Rather than get defensive, Lightfoot has played up her hard-nosed image.

She made a lighthearted public service announcement in which she bakes, sings, cajoles, bargains, talks astrology and fluffs pillows to reinforce her administration’s “Stay Home, Save Lives” mantra.

“Here’s what’s up,” Lightfoot tells viewers in one clip. “If I make this shot, you gotta stay home.” She then dunks a ball into a basketball hoop attached to her fridge and does a victory cheer.

Chicago’s mayor isn’t the only elected leader leveraging humor to prod citizens into complying with COVID-19 directives.

Metuchen, New Jersey, Mayor Jonathan Busch starred in a playful video to promote good hygiene.

New York Gov. Andrew Cuomo ridiculed the notion that anyone could simultaneously practice social distancing and play basketball, and engaged in witty on-air banter with his little brother, CNN host Chris Cuomo.

The governor also recruited comedian Danny DeVito to do a PSA, while California Gov. Gavin Newsom tapped comic actors Ken Jeong (a former doctor) and Larry David to put their personal spins on stay-home messaging.

Kentucky Gov. Andy Beshear has encouraged riffs on his COVID-19 warnings, like a Facebook meme group and a hip-hop video made by firefighters.

“If it makes people smile right now, I’m for it,” Beshear said during a news conference.

While humor may attract attention to the message, it’s not clear how effective it is at changing behavior. That is especially true with the current pandemic.

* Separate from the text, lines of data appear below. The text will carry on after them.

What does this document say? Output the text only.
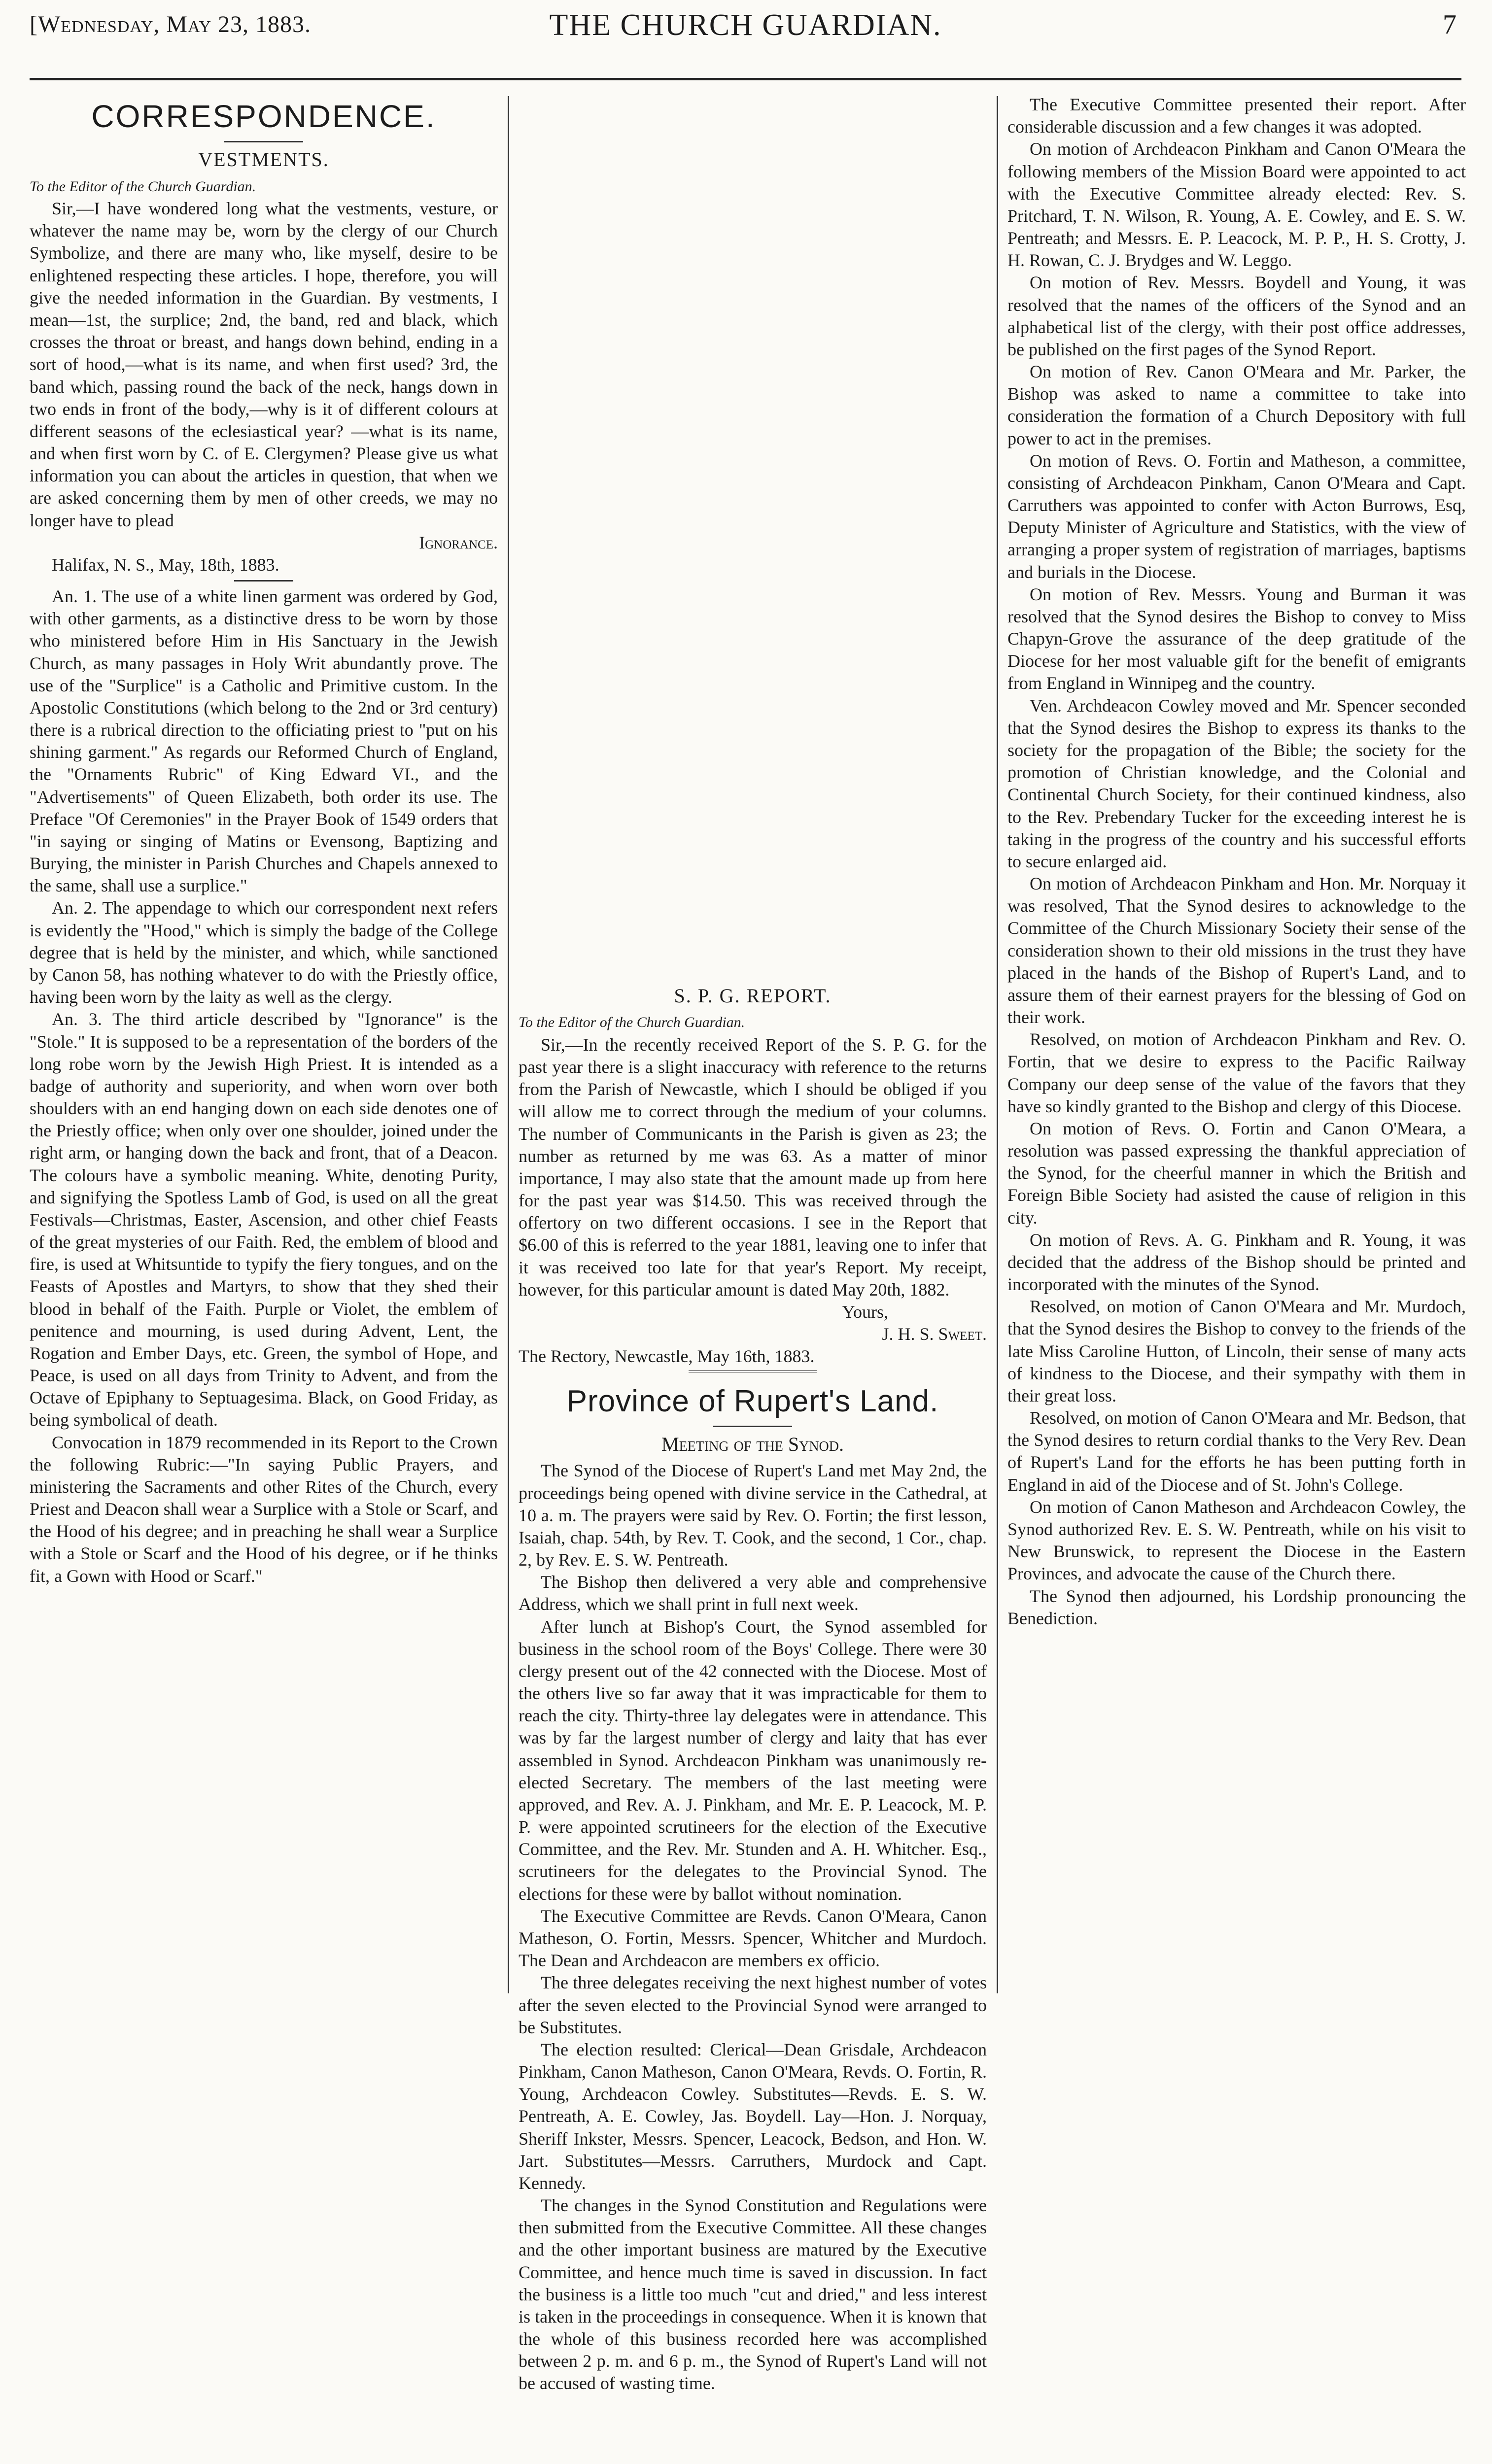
[Wednesday, May 23, 1883.	THE CHURCH GUARDIAN.	7
CORRESPONDENCE.
VESTMENTS.

To the Editor of the Church Guardian.

Sir,—I have wondered long what the vestments, vesture, or whatever the name may be, worn by the clergy of our Church Symbolize, and there are many who, like myself, desire to be enlightened respecting these articles. I hope, therefore, you will give the needed information in the Guardian. By vestments, I mean—1st, the surplice; 2nd, the band, red and black, which crosses the throat or breast, and hangs down behind, ending in a sort of hood,—what is its name, and when first used? 3rd, the band which, passing round the back of the neck, hangs down in two ends in front of the body,—why is it of different colours at different seasons of the eclesiastical year? —what is its name, and when first worn by C. of E. Clergymen? Please give us what information you can about the articles in question, that when we are asked concerning them by men of other creeds, we may no longer have to plead

Ignorance.

Halifax, N. S., May, 18th, 1883.

An. 1. The use of a white linen garment was ordered by God, with other garments, as a distinctive dress to be worn by those who ministered before Him in His Sanctuary in the Jewish Church, as many passages in Holy Writ abundantly prove. The use of the "Surplice" is a Catholic and Primitive custom. In the Apostolic Constitutions (which belong to the 2nd or 3rd century) there is a rubrical direction to the officiating priest to "put on his shining garment." As regards our Reformed Church of England, the "Ornaments Rubric" of King Edward VI., and the "Advertisements" of Queen Elizabeth, both order its use. The Preface "Of Ceremonies" in the Prayer Book of 1549 orders that "in saying or singing of Matins or Evensong, Baptizing and Burying, the minister in Parish Churches and Chapels annexed to the same, shall use a surplice."

An. 2. The appendage to which our correspondent next refers is evidently the "Hood," which is simply the badge of the College degree that is held by the minister, and which, while sanctioned by Canon 58, has nothing whatever to do with the Priestly office, having been worn by the laity as well as the clergy.

An. 3. The third article described by "Ignorance" is the "Stole." It is supposed to be a representation of the borders of the long robe worn by the Jewish High Priest. It is intended as a badge of authority and superiority, and when worn over both shoulders with an end hanging down on each side denotes one of the Priestly office; when only over one shoulder, joined under the right arm, or hanging down the back and front, that of a Deacon. The colours have a symbolic meaning. White, denoting Purity, and signifying the Spotless Lamb of God, is used on all the great Festivals—Christmas, Easter, Ascension, and other chief Feasts of the great mysteries of our Faith. Red, the emblem of blood and fire, is used at Whitsuntide to typify the fiery tongues, and on the Feasts of Apostles and Martyrs, to show that they shed their blood in behalf of the Faith. Purple or Violet, the emblem of penitence and mourning, is used during Advent, Lent, the Rogation and Ember Days, etc. Green, the symbol of Hope, and Peace, is used on all days from Trinity to Advent, and from the Octave of Epiphany to Septuagesima. Black, on Good Friday, as being symbolical of death.

Convocation in 1879 recommended in its Report to the Crown the following Rubric:—"In saying Public Prayers, and ministering the Sacraments and other Rites of the Church, every Priest and Deacon shall wear a Surplice with a Stole or Scarf, and the Hood of his degree; and in preaching he shall wear a Surplice with a Stole or Scarf and the Hood of his degree, or if he thinks fit, a Gown with Hood or Scarf."

S. P. G. REPORT.

To the Editor of the Church Guardian.

Sir,—In the recently received Report of the S. P. G. for the past year there is a slight inaccuracy with reference to the returns from the Parish of Newcastle, which I should be obliged if you will allow me to correct through the medium of your columns. The number of Communicants in the Parish is given as 23; the number as returned by me was 63. As a matter of minor importance, I may also state that the amount made up from here for the past year was $14.50. This was received through the offertory on two different occasions. I see in the Report that $6.00 of this is referred to the year 1881, leaving one to infer that it was received too late for that year's Report. My receipt, however, for this particular amount is dated May 20th, 1882.

Yours,

J. H. S. Sweet.

The Rectory, Newcastle, May 16th, 1883.

Province of Rupert's Land.
Meeting of the Synod.

The Synod of the Diocese of Rupert's Land met May 2nd, the proceedings being opened with divine service in the Cathedral, at 10 a. m. The prayers were said by Rev. O. Fortin; the first lesson, Isaiah, chap. 54th, by Rev. T. Cook, and the second, 1 Cor., chap. 2, by Rev. E. S. W. Pentreath.

The Bishop then delivered a very able and comprehensive Address, which we shall print in full next week.

After lunch at Bishop's Court, the Synod assembled for business in the school room of the Boys' College. There were 30 clergy present out of the 42 connected with the Diocese. Most of the others live so far away that it was impracticable for them to reach the city. Thirty-three lay delegates were in attendance. This was by far the largest number of clergy and laity that has ever assembled in Synod. Archdeacon Pinkham was unanimously re-elected Secretary. The members of the last meeting were approved, and Rev. A. J. Pinkham, and Mr. E. P. Leacock, M. P. P. were appointed scrutineers for the election of the Executive Committee, and the Rev. Mr. Stunden and A. H. Whitcher. Esq., scrutineers for the delegates to the Provincial Synod. The elections for these were by ballot without nomination.

The Executive Committee are Revds. Canon O'Meara, Canon Matheson, O. Fortin, Messrs. Spencer, Whitcher and Murdoch. The Dean and Archdeacon are members ex officio.

The three delegates receiving the next highest number of votes after the seven elected to the Provincial Synod were arranged to be Substitutes.

The election resulted: Clerical—Dean Grisdale, Archdeacon Pinkham, Canon Matheson, Canon O'Meara, Revds. O. Fortin, R. Young, Archdeacon Cowley. Substitutes—Revds. E. S. W. Pentreath, A. E. Cowley, Jas. Boydell. Lay—Hon. J. Norquay, Sheriff Inkster, Messrs. Spencer, Leacock, Bedson, and Hon. W. Jart. Substitutes—Messrs. Carruthers, Murdock and Capt. Kennedy.

The changes in the Synod Constitution and Regulations were then submitted from the Executive Committee. All these changes and the other important business are matured by the Executive Committee, and hence much time is saved in discussion. In fact the business is a little too much "cut and dried," and less interest is taken in the proceedings in consequence. When it is known that the whole of this business recorded here was accomplished between 2 p. m. and 6 p. m., the Synod of Rupert's Land will not be accused of wasting time.

The Executive Committee presented their report. After considerable discussion and a few changes it was adopted.

On motion of Archdeacon Pinkham and Canon O'Meara the following members of the Mission Board were appointed to act with the Executive Committee already elected: Rev. S. Pritchard, T. N. Wilson, R. Young, A. E. Cowley, and E. S. W. Pentreath; and Messrs. E. P. Leacock, M. P. P., H. S. Crotty, J. H. Rowan, C. J. Brydges and W. Leggo.

On motion of Rev. Messrs. Boydell and Young, it was resolved that the names of the officers of the Synod and an alphabetical list of the clergy, with their post office addresses, be published on the first pages of the Synod Report.

On motion of Rev. Canon O'Meara and Mr. Parker, the Bishop was asked to name a committee to take into consideration the formation of a Church Depository with full power to act in the premises.

On motion of Revs. O. Fortin and Matheson, a committee, consisting of Archdeacon Pinkham, Canon O'Meara and Capt. Carruthers was appointed to confer with Acton Burrows, Esq, Deputy Minister of Agriculture and Statistics, with the view of arranging a proper system of registration of marriages, baptisms and burials in the Diocese.

On motion of Rev. Messrs. Young and Burman it was resolved that the Synod desires the Bishop to convey to Miss Chapyn-Grove the assurance of the deep gratitude of the Diocese for her most valuable gift for the benefit of emigrants from England in Winnipeg and the country.

Ven. Archdeacon Cowley moved and Mr. Spencer seconded that the Synod desires the Bishop to express its thanks to the society for the propagation of the Bible; the society for the promotion of Christian knowledge, and the Colonial and Continental Church Society, for their continued kindness, also to the Rev. Prebendary Tucker for the exceeding interest he is taking in the progress of the country and his successful efforts to secure enlarged aid.

On motion of Archdeacon Pinkham and Hon. Mr. Norquay it was resolved, That the Synod desires to acknowledge to the Committee of the Church Missionary Society their sense of the consideration shown to their old missions in the trust they have placed in the hands of the Bishop of Rupert's Land, and to assure them of their earnest prayers for the blessing of God on their work.

Resolved, on motion of Archdeacon Pinkham and Rev. O. Fortin, that we desire to express to the Pacific Railway Company our deep sense of the value of the favors that they have so kindly granted to the Bishop and clergy of this Diocese.

On motion of Revs. O. Fortin and Canon O'Meara, a resolution was passed expressing the thankful appreciation of the Synod, for the cheerful manner in which the British and Foreign Bible Society had asisted the cause of religion in this city.

On motion of Revs. A. G. Pinkham and R. Young, it was decided that the address of the Bishop should be printed and incorporated with the minutes of the Synod.

Resolved, on motion of Canon O'Meara and Mr. Murdoch, that the Synod desires the Bishop to convey to the friends of the late Miss Caroline Hutton, of Lincoln, their sense of many acts of kindness to the Diocese, and their sympathy with them in their great loss.

Resolved, on motion of Canon O'Meara and Mr. Bedson, that the Synod desires to return cordial thanks to the Very Rev. Dean of Rupert's Land for the efforts he has been putting forth in England in aid of the Diocese and of St. John's College.

On motion of Canon Matheson and Archdeacon Cowley, the Synod authorized Rev. E. S. W. Pentreath, while on his visit to New Brunswick, to represent the Diocese in the Eastern Provinces, and advocate the cause of the Church there.

The Synod then adjourned, his Lordship pronouncing the Benediction.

“We’ve never had a crisis like this, and so it’s really hard to say that what worked in another setting might work in this setting,” said Susan Polan, associate executive director for public affairs and advocacy at the American Public Health Association.

Some research shows people respond more positively to messages about health threats when they are conveyed with humor.

Funny content often gets shared a lot, which means the message reaches more people, Polan said. For example, an animal calendar caused web traffic to spike in the association’s “Get Ready” disaster preparedness campaign.

“The serious messaging is everywhere,” Polan said. The memes and videos constitute “an add-on that is going to appeal to some people.”

However, using humor might be risky, according to Xiaoli Nan, a professor of communication science at the University of Maryland.

In a 2017 study, she and a collaborator compared the short-term reactions of 303 undergraduate students to humorous and non-humorous messages about drunken driving and unprotected sex. They found that messages with sarcasm and irony generated more arguments against the implied health advice.

Sarcasm, in particular, led to more pushback, maybe because people don’t want to be made fun of.

Take the irate Italian mayors on a viral video. “Where are you going with these incontinent dogs?” one shouts. “You are irresponsible idiots — colossal idiots!” Another threatened to use flamethrowers on partygoers.

A witty approach “may get people’s attention, but that may come at the cost of decreased message strength,” Nan said. “I would tread with caution when it comes to using humor in COVID-19 messaging.”

Kelly Leonard, executive vice president of The Second City, a Chicago-based improvisational comedy troupe that also does training, said it’s about context: “When there’s a need for cold facts in a crisis, you probably don’t want to be cracking jokes.”

But people also need a release valve. “There’s a reason that all of our late-night shows are comedy shows, right after the news,” Leonard said.

Leonard observed that Lightfoot is the first openly queer black woman to be elected mayor of a major U.S. city. She’s also short in stature. Those outsider traits may relate to her skill at wielding humor to deflate tension.

“She’s had to live a life of such ‘othering’ and made it through,” Leonard said. “She IS the mayor of Chicago. It gives her a kind of power, and she’s using it.”

Polan agreed: “She’s making fun of herself and using it to educate people, and that’s powerful.”

[Correction: This story was updated at 12:50 p.m. ET on April 10 to correct the affiliation of Xiaoli Nan. She is a professor at the University of Maryland.]